Economics of scaleDWDM technology means that by using a number of transmitters, each operating at a distinct wavelength, it is possible to squeeze more data into an optical fibre. For example, some of the latest terabit systems simultaneously transmit 160 wavelength channels separated by just 50 GHz (0.4 nm). Demultiplexers and filters separate the individual channels at the end of the link.

Last year, NEC and Alcatel independently reported that they had managed to transmit more than 10 Tbit/s over a single optical fibre link using DWDM. Although in both cases the fibre links were only about 100 km in length, these experiments proved that it is possible to transmit hundreds of wavelengths along the same fibre simultaneously. The use of 40 Gbit/s technology is also having a big impact.

Within just a few years, optoelectronic transmitters and receivers have progressed from operating at a speed of 2.5 Gbit/s to 40 Gbit/s. Each jump in channel speed instantly increases the capacity of a transmission system by a factor of four.
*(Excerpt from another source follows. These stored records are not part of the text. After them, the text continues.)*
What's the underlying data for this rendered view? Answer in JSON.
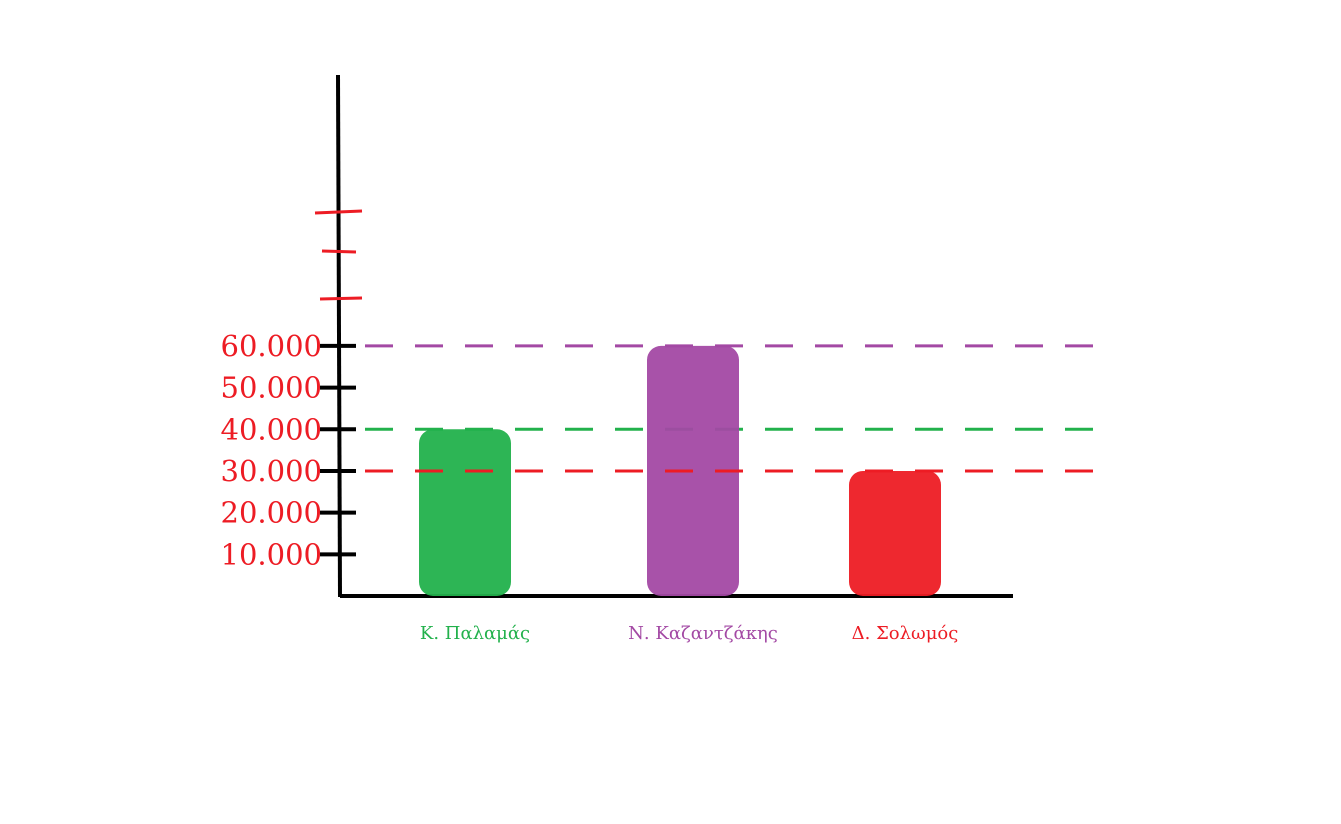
{
  "chart_data": {
    "type": "bar",
    "categories": [
      "Κ. Παλαμάς",
      "Ν. Καζαντζάκης",
      "Δ. Σολωμός"
    ],
    "values": [
      40000,
      60000,
      30000
    ],
    "colors": [
      "#22b14c",
      "#a349a4",
      "#ed1c24"
    ],
    "ylim": [
      0,
      125000
    ],
    "yticks": [
      {
        "value": 10000,
        "label": "10.000"
      },
      {
        "value": 20000,
        "label": "20.000"
      },
      {
        "value": 30000,
        "label": "30.000"
      },
      {
        "value": 40000,
        "label": "40.000"
      },
      {
        "value": 50000,
        "label": "50.000"
      },
      {
        "value": 60000,
        "label": "60.000"
      }
    ]
  }
}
In fact, several telecoms operators in Europe are now trialling the 40 Gbit/s channel technology that underlies the emergence of terabit transmission. In Germany, Deutsche Telekom is currently testing Lucent's LambdaXtreme system at a line-rate of 40 Gbit/s. And KPNQwest, the pan-European operator, has used Alcatel's Optinex system to transport multiple 40 Gbit/s wavelengths over a 160 km link between the German towns of Frankfurt and Gernsheim.

Finally, forward error correction (FEC) is playing its part. By encoding data with a special algorithm prior to transmission, it is possible to dramatically reduce the number of data errors that are generated at the end of the link. Although it is not an optical technology, FEC is likely to have a crucial role to play in 40 Gbit/s transmission systems. Current systems based on the Reed-Solomon code can help to extend the distance of a link by a factor of four.